その夜、門外のぬかるみで子どもが尋ねた。

「僕たちは、ずっとお客さんなの?」

バシュは答えられず、羅針盤を開いた。

針のない盤面に、一滴の雨が落ちる。水滴は中央で止まり、北でも南でもない山間へ細い線を伸ばした。街道から外れた、地図には何もない方角だった。

彼は一度だけ盤を信じた。

何人かは、地図にない道へ進むことを怖がった。バシュは命令せず、羅針盤を全員へ回した。盤面の光は誰が持っても同じ方角を指し、最後に子どもの手でも消えなかった。

「一人の思いつきじゃない。僕たち全員の帰る先らしい」

その言葉で、荷車の向きが一台ずつ変わった。

雨の中を半日進むと、蔦に埋もれた石門が現れた。門柱には古代文字で「拒まれた者が、自ら迎える者になる土地」と刻まれている。バシュが触れると、門は百年ぶりに開いた。

谷の内側には、清い川、実った野生麦、屋根の残る空き家があった。倉には種と農具が保存され、中央の炉には火種まで眠っている。

誰かが用意した楽園ではない。
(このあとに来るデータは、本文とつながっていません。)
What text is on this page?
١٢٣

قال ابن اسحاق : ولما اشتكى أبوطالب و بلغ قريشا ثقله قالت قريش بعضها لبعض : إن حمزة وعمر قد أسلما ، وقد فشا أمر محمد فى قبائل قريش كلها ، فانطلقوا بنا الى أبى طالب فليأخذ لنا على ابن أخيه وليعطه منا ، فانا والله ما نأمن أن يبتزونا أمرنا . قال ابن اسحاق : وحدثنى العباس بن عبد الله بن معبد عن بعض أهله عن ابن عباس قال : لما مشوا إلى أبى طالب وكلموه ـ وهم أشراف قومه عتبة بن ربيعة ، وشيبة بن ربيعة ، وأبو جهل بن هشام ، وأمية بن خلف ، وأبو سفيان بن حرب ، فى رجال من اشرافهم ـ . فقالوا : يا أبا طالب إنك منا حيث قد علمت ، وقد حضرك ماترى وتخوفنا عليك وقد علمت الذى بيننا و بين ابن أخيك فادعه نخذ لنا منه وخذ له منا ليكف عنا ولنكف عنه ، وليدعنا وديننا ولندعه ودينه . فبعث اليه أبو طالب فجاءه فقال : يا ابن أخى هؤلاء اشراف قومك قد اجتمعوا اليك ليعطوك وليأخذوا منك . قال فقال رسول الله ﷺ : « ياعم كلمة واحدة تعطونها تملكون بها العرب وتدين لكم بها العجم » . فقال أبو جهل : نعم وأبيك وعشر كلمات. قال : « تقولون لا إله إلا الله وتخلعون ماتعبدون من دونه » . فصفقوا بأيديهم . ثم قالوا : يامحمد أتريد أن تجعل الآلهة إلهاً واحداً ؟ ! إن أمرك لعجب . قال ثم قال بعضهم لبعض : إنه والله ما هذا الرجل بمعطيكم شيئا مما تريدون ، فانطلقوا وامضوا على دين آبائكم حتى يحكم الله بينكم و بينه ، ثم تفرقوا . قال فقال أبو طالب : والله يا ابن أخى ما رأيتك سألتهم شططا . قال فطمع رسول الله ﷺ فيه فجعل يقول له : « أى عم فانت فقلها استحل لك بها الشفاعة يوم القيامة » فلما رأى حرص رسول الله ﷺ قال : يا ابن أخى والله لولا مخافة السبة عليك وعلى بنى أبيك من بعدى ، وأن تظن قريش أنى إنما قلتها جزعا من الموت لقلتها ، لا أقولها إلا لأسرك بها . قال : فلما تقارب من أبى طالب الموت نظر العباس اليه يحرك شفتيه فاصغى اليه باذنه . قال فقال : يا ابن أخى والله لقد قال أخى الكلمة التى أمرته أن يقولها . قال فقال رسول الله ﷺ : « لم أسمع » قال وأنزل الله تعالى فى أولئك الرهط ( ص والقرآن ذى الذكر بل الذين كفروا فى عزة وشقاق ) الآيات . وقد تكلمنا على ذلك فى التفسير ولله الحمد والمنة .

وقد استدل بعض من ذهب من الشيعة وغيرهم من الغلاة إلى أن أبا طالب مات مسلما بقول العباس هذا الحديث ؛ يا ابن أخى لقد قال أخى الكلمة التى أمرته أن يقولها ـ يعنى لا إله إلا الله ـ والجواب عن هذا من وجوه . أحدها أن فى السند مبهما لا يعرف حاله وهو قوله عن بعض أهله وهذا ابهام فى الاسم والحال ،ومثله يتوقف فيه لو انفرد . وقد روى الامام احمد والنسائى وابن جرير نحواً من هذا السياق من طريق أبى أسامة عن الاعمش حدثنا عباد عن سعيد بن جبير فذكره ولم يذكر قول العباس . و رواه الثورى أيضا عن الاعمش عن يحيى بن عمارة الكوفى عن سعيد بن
住む者が途絶え、次に居場所を必要とする人々へ託された開拓地だった。

バシュは門を閉めなかった。入口の泥を払い、「次に来る人のため」と灯りを一つ吊るした。百二十人は客ではなく、この谷で最初に誰かを迎える住民になった。

針のなかった盤面に、小さな家の印が生まれる。